Plastic is a big deal in landfills and even bigger at sea where incredibly the International Atomic Energy Agency (www.iaea.org) estimates that by 2050 there will be more plastic in the ocean than fish.  90% of seabirds have eaten plastic according to the National Academy of Science (www.pnas.org).  In my vision for a brave new regenerative world, “Compost Everything” might be the war cry. 

Progress is being made on composting plastics.  Some excitement was generated when the Japanese Kyoto Institute of Technology found a bacteria, ideonella sakaiensis, that had evolved to digest PET (polyethylene terephthalate or Polyester) plastics, the kind found in water bottles and a lot of food containers.  Listening to a video by Dr. Ben Miles about this discovery I learned that these bacteria only work on thin bottles or films. But their enzymes are a useful start. To get “soft crystalline” bottles and the “hard crystalline” food containers to biodegrade, a company in France, Carbios, has developed enzymes that can be used in a large commercial facility to break the long polymers of PET into small pieces that can be reused to make new plastic.  Without that step, even recycled plastics become less and less reusable after every recycle.

On the other hand, many plastic knives and forks labelled as “compostable” are not.  There is no government oversite of that label.  The Oregon Department of Environmental Quality found that often so-called “compostable” serviceware had a higher environmental impact than non-compostable.   The private Biodegradable Products Institute checks on biodegradability, and you can trust the BPI label.
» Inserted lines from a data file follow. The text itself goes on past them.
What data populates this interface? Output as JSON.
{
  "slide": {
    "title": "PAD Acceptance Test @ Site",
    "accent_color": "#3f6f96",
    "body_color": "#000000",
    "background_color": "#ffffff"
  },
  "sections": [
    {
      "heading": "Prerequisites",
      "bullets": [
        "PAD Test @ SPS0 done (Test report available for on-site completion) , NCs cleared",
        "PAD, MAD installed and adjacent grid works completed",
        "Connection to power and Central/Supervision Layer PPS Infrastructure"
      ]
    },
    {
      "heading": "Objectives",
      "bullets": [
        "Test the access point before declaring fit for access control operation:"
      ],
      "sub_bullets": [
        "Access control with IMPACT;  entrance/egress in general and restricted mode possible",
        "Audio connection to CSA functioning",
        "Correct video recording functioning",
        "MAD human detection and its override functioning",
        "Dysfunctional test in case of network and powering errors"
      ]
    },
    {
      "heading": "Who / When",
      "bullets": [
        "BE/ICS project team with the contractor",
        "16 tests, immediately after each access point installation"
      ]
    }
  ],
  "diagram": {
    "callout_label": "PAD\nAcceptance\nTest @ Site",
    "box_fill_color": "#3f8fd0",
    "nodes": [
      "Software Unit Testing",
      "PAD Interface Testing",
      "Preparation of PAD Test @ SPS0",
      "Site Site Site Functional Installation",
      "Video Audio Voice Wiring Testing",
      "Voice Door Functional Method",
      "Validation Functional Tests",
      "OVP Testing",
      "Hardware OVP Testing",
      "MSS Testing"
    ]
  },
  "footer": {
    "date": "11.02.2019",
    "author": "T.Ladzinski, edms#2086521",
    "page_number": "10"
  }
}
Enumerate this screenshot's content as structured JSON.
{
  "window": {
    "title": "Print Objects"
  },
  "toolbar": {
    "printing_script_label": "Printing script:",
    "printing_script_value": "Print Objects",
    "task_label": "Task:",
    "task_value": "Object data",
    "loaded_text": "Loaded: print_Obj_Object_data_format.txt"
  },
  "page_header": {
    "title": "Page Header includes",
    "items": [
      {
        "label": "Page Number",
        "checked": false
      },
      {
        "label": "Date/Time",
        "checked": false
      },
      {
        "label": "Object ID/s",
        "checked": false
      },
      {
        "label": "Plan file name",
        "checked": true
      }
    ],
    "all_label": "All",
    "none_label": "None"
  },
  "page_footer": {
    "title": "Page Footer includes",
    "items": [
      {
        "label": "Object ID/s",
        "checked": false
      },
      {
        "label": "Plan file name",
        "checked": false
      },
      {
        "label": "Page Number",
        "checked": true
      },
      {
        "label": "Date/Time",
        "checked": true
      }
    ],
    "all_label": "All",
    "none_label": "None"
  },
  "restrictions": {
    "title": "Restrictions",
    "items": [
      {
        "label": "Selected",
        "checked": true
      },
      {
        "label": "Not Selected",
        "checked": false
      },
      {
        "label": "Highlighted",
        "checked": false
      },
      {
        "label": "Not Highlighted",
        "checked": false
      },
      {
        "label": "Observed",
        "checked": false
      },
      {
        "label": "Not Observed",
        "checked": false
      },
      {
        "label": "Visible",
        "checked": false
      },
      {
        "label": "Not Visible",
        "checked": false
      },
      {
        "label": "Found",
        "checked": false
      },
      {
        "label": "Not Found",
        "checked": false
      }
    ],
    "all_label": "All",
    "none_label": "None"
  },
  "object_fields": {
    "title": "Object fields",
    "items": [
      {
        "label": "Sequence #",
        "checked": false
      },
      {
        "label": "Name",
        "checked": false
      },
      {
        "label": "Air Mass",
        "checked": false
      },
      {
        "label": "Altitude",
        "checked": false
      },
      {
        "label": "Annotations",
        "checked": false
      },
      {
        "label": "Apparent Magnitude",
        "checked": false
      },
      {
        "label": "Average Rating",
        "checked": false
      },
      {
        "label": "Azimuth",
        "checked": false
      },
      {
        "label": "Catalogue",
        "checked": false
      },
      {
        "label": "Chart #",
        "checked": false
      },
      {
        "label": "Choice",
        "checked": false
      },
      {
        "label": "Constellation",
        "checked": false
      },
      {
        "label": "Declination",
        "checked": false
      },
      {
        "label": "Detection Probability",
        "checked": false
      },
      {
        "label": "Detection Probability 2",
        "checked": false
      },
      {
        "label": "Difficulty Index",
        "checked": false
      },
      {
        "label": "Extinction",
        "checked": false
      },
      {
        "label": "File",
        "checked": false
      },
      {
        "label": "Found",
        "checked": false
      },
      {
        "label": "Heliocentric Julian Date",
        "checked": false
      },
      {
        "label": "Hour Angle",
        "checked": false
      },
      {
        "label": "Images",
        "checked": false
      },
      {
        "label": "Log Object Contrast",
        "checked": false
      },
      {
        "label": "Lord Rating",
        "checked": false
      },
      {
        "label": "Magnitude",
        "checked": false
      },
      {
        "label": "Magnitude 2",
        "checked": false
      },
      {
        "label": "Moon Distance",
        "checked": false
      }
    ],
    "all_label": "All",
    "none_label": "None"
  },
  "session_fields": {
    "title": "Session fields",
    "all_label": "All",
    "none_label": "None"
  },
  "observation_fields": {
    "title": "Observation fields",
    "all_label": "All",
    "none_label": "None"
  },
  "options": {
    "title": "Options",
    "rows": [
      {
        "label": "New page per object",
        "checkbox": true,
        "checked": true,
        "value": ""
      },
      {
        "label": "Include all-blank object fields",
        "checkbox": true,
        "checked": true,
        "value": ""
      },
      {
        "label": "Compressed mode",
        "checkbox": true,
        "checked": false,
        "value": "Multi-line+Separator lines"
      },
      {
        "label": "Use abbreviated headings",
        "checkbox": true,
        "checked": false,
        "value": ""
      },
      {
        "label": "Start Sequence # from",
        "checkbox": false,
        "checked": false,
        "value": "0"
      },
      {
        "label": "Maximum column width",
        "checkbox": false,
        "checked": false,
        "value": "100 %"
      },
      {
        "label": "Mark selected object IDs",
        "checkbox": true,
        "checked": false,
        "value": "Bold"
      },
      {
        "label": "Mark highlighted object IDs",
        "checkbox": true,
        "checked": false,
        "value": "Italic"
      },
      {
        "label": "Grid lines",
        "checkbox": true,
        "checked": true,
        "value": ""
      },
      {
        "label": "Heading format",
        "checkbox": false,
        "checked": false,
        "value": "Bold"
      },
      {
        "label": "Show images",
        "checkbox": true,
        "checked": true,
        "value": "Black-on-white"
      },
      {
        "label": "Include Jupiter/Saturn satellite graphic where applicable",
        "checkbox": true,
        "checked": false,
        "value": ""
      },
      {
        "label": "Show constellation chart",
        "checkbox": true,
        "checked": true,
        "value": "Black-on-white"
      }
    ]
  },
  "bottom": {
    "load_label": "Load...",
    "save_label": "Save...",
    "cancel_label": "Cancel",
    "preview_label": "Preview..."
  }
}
Since 75% of the material in landfills could be recycled but has not been, recycling is obviously not working.   A lot of energy and research is focused on these issues, but you don’t see much being said about it unless you look.  The companies that make money from these products are not inclined to advertise about the issues.  It is not a political hot-button issue, so it doesn’t make the news cycle.  I am associating it with Critical Race Theory as something people seldom discuss, and that vested interests emphatically discourage discussing.

Imagining the result will be something akin to the world inhabited by Wall-E, the trash robot, I googled Wall-E to check the spelling.  The first thing that came up was a very-hard-to recycle plastic toy version of Wall-E available at Target for $54.  We’re doomed.